Data extraction may also be performed in more detail with the 'status' program. Functions in 'status' allow the extraction of the various fields into vectors (or string vectors??) which may then be manipulated as needed. Unlike imsearch, where only a minimal subset of the available data are reported, status allows access to all entries in the database table.

short side note: implementation specific issues} there are two major aspects of the analysis process which depend to some extent on the assumptions we have made at CFHT. I have tried to minimize the number of places that programs need to know something specific to CFHT that might not be treated exactly the same elsewhere. The first of these aspects is the use of SPLIT vs MEF format images for the files. It is necessary to distinguish them and to treat these differently in some cases (particularly when an image is loaded). It is particularly difficult to decide when a specific CCD in SPLIT format is one of a mosaic or if it is just an isolated (SINGLE) CCD image. Header keywords to disinguish these cases are not well defined. Related to this is the question of the number of CCDs in the mosaic. In a limited number of locations, it is important to know that there are 12 (or N) CCDs in the mosaic. The other implementation specific issue is the naming convention. This is related to the SPLIT/MEF issue as well.
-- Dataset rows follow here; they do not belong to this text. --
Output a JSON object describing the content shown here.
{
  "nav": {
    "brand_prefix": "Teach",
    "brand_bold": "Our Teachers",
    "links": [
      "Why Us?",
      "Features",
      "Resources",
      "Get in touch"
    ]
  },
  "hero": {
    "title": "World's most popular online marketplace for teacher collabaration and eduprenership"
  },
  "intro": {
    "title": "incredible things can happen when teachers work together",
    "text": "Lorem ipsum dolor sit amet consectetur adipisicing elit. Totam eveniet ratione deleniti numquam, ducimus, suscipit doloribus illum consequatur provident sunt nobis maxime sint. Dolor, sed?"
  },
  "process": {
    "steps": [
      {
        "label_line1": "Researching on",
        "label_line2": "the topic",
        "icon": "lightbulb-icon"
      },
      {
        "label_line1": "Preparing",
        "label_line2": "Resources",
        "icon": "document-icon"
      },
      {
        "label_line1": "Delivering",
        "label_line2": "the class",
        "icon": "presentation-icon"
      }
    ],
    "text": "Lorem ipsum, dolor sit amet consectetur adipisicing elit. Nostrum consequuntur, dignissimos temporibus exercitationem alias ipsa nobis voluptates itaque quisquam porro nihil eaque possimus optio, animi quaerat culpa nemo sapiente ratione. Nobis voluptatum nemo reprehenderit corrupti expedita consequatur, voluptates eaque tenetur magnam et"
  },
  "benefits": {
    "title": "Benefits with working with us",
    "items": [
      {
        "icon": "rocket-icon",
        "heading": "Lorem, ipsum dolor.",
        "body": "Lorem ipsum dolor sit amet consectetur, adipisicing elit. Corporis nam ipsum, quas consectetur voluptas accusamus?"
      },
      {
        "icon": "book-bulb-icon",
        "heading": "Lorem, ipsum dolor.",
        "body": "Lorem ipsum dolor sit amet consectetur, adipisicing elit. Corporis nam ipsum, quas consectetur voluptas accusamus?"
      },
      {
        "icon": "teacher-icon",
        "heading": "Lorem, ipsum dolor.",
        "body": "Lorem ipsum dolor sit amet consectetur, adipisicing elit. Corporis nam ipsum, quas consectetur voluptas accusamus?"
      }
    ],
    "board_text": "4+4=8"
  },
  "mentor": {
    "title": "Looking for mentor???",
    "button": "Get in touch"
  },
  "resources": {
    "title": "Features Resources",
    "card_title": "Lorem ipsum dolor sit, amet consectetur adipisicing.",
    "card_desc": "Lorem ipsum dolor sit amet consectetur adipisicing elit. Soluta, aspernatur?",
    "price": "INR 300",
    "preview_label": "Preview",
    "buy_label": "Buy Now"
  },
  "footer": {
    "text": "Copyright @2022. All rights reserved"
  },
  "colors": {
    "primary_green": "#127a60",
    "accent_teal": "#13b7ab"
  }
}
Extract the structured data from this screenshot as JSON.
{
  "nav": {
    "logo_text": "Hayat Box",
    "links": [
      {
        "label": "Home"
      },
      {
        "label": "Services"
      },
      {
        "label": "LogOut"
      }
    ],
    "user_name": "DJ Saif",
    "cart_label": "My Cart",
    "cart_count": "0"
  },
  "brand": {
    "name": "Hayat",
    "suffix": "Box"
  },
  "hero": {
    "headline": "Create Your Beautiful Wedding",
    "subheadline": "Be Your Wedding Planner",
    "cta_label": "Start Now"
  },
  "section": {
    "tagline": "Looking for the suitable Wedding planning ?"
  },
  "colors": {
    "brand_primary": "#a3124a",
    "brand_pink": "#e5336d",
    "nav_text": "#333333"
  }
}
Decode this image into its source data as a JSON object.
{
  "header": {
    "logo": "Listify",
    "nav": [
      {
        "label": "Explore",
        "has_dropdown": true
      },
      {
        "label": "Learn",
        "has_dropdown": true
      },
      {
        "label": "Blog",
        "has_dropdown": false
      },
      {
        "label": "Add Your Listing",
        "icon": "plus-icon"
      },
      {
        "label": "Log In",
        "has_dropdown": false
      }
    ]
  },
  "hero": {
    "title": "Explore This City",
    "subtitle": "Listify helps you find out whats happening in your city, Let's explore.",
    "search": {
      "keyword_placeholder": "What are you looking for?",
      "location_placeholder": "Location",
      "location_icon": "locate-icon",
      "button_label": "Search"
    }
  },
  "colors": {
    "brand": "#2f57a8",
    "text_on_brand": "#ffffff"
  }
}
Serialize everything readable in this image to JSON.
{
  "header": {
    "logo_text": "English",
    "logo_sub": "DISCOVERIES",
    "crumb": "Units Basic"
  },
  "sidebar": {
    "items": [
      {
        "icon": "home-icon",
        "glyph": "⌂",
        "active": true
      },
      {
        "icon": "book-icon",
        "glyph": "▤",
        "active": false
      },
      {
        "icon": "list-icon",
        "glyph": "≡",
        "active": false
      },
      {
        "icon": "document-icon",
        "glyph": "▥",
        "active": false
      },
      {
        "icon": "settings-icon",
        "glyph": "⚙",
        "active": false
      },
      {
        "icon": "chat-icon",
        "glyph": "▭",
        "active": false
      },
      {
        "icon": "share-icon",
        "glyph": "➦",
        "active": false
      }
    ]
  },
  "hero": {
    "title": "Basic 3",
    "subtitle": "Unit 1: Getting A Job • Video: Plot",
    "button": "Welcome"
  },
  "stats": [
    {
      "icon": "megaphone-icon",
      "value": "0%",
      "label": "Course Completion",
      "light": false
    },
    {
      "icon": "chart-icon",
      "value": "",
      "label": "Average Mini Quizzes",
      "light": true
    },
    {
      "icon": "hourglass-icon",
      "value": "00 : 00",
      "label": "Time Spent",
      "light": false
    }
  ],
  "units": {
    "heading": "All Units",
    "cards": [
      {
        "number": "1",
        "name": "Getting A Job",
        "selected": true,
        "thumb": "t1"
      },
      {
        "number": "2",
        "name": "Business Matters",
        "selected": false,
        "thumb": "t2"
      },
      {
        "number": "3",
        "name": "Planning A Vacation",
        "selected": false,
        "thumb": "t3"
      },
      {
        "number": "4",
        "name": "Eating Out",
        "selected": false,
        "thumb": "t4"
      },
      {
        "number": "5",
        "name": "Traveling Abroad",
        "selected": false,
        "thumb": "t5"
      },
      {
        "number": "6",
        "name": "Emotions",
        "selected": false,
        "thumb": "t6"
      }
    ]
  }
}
At CFHT, we have used the convention that a MEF image has a name of the form /some/path/NNNNNNx.fits, where NNNNNN is a sequence number and the 'x' is a flag associated with the image type (FLAT, OBJECT, etc). For a SPLIT image, the NN CCD images are placed in files with names of the form /some/path/NNNNNNx/NNNNNNxMM.fits where MM is a 2 digit number representing the CCD number. At some level, it shouldn't matter that this is the format for the split image. We could just accept each file of the form NNNNNNxMM.fits as a separate fits image. But, we have chosen to keep the organizational structure and allow the processing result files (products produced by 'elixir' typically) to have names of the format /new/path/NNNNNNx/NNNNNNxMM.ext, not only for the SPLIT but also for the MEF products. As a result, it is necessary for the certain functions to know this naming convention and apply it as necessary.